我每天都见山,也总想渡那山。
山是不动的,只由得我走向它。第一次的时候,行了十多公里,山近在眼前。于是奔入一条岔径,以为山只有咫尺之遥,却发现突然横生出一条河来。
河水潺潺,滑过石子,像一条缎带随风轻摆。这会儿只能溯洄从之,寻那山中之源。夹岸各是成片的柚林结着清脆的柚子,草芥子混合着狗尾巴在小路上牵着脚踝,弄得人酥酥痒痒的。
果农在林间替那些柚子剪去多余的枝叶,被剪去的枝丫躺在地上苟延残喘,伤口流出白色的黏液。空气中弥漫着柚树的味道。我看到果农在替它们包扎,在火红的霞光下,那些树木的断口迅速结痂。
我惊讶于植物愈合的奇妙力量,万物生长,枯荣有道。即便有人工加以干涉,只待一阵风吹过,就把生命拂拭得如此干净。
倦鸟归巢,一晃眼就觉得树上都开满了白花。而山头再也挂不住夕照了,斜阳西下。我又往前走了一阵,也不去做那打草惊蛇的危险动作。我是轻声慢步的,踏莎行。
这时,山更近了,山腰上飘着一缕炊烟,抬眼见那几栋房子,灯火人家。似乎也能听见山中的天籁了,那来自于山野的呼唤,还有那从未有人问津,却多了几句寒暄的扣门声。我知道,等待我的也许是一道柴门,也有可能是一声犬吠。我的期盼由来已久。
这路上,有人问我去向哪?我并没回答,我只想渡山。这山有它的性子,云时雨雾时晴,好不容易拨开它的面纱,又娇羞的钻入另一团烟里。我终于与它接壤,它的缥缈一下子在我面前全都失去神秘感。
我顿生疲惫,我是一个黄昏而来的人,如今我却是它身上的一粒尘,我在虔诚地扣访它的山门。大抵山是清寂的,教人以虚怀若谷,不悲不喜平淡真切,味道最是自然。可松花酿酒,也可春水煎茶。

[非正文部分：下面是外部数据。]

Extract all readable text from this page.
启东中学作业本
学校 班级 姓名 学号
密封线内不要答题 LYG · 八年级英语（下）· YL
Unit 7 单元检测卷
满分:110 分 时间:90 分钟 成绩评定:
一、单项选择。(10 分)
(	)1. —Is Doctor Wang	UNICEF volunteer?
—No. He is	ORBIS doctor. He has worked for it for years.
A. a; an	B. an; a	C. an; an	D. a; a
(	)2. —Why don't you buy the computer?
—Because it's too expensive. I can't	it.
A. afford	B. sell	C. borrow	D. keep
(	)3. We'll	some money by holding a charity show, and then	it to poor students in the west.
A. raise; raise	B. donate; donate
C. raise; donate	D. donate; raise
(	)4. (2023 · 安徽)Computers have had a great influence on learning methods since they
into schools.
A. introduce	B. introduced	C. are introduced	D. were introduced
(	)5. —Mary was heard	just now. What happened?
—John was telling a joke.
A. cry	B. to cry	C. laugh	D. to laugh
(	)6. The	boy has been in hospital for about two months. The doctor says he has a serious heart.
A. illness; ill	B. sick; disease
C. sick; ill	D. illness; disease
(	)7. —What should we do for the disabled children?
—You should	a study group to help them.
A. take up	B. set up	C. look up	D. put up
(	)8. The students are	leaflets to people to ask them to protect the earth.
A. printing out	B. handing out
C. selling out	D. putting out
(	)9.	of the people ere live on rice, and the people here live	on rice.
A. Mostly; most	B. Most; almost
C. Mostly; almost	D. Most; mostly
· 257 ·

我涉足于山野之下,蜿蜒的路将我引,我不禁回头,原来已经走了这么远,但在山的眼里是那么近。陶渊明说忘路之远近,忽逢桃花林,我心生释然,叹自己拘泥于路程,落得个俗套下场。当初一心想要见山,离家几百公里来到这儿,早看山,晚傍山,单记得肩膀上的刺青是个渡字。以山为冠,以水为带,从此退隐江湖,做那三尺讲台的说书人。你看,王维的空山不见人,张继的夜半钟声,辛弃疾的西北望长安,刘长卿的青山独归远,我尽得唐宋风流。
我并不自鸣得意,迟暮的云很美,夕阳在为她梳妆,那年冬夜的月很美,就像此刻我眼前的山眉。
只是很久,我都不曾遇到过,那位画眉人了。